As we drive by, my wife remarks something like "look at the cute little pony!". When I pointed out to her that the pony was standing next to an elephant, she was shocked. She had looked right at the elephant, but it just didn't make any sense that an elephant should be standing next to the Belt Parkway, so she just ignored that information. They pony, however, made it through the filter.
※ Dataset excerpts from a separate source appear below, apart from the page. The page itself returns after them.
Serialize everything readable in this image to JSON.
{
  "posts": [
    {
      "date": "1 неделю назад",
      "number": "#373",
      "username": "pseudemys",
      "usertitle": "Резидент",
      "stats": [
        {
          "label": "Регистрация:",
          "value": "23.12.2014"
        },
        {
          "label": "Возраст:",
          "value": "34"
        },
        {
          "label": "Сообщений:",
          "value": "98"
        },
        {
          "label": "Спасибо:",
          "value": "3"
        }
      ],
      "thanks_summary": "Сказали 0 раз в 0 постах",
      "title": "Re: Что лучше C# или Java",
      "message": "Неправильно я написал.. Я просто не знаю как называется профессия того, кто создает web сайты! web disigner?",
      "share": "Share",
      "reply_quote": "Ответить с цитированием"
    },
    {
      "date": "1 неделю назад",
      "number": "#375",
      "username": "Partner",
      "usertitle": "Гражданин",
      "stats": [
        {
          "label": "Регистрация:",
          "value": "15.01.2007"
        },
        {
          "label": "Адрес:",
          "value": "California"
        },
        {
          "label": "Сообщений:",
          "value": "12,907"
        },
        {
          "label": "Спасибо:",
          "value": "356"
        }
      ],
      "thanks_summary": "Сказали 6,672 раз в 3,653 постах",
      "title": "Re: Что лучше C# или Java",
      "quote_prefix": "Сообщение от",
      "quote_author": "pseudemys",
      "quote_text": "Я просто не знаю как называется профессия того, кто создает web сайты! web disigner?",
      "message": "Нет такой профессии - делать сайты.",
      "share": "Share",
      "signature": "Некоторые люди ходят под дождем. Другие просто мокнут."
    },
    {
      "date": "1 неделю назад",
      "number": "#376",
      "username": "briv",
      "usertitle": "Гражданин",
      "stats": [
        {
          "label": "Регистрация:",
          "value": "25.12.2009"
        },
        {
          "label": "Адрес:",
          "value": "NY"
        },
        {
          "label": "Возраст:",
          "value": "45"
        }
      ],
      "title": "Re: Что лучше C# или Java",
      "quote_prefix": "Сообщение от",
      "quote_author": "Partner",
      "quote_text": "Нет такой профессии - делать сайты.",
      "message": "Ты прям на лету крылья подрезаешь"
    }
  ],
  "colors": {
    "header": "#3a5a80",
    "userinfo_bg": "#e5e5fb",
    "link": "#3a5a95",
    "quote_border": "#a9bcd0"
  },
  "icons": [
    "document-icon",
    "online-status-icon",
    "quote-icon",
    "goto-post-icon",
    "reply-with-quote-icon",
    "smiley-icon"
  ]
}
Funny how the mind works. BTW, my wife is brilliant.
13 posted on
05/19/2003 8:50:58 AM PDT by
gridlock
(...Not that I, Lance Willing, Private Eye, cared about such things. ...)
To: gridlock
BTW, my wife is brilliant.Yeah, but sometimes the most brilliant people can't see an elephant in front of their face, so to speak. Good story.
14 posted on
05/19/2003 10:13:54 AM PDT by
Pearls Before Swine
(South-south-west, south, south-east, east....)
To: gridlock
I will resist the temptation to point out what your opinion of your wife's intelligence says about your own. Just not gonna dew it. :-)
15 posted on
05/19/2003 11:16:18 AM PDT by
Mind-numbed Robot
(Not all things that need to be done need to be done by the government.)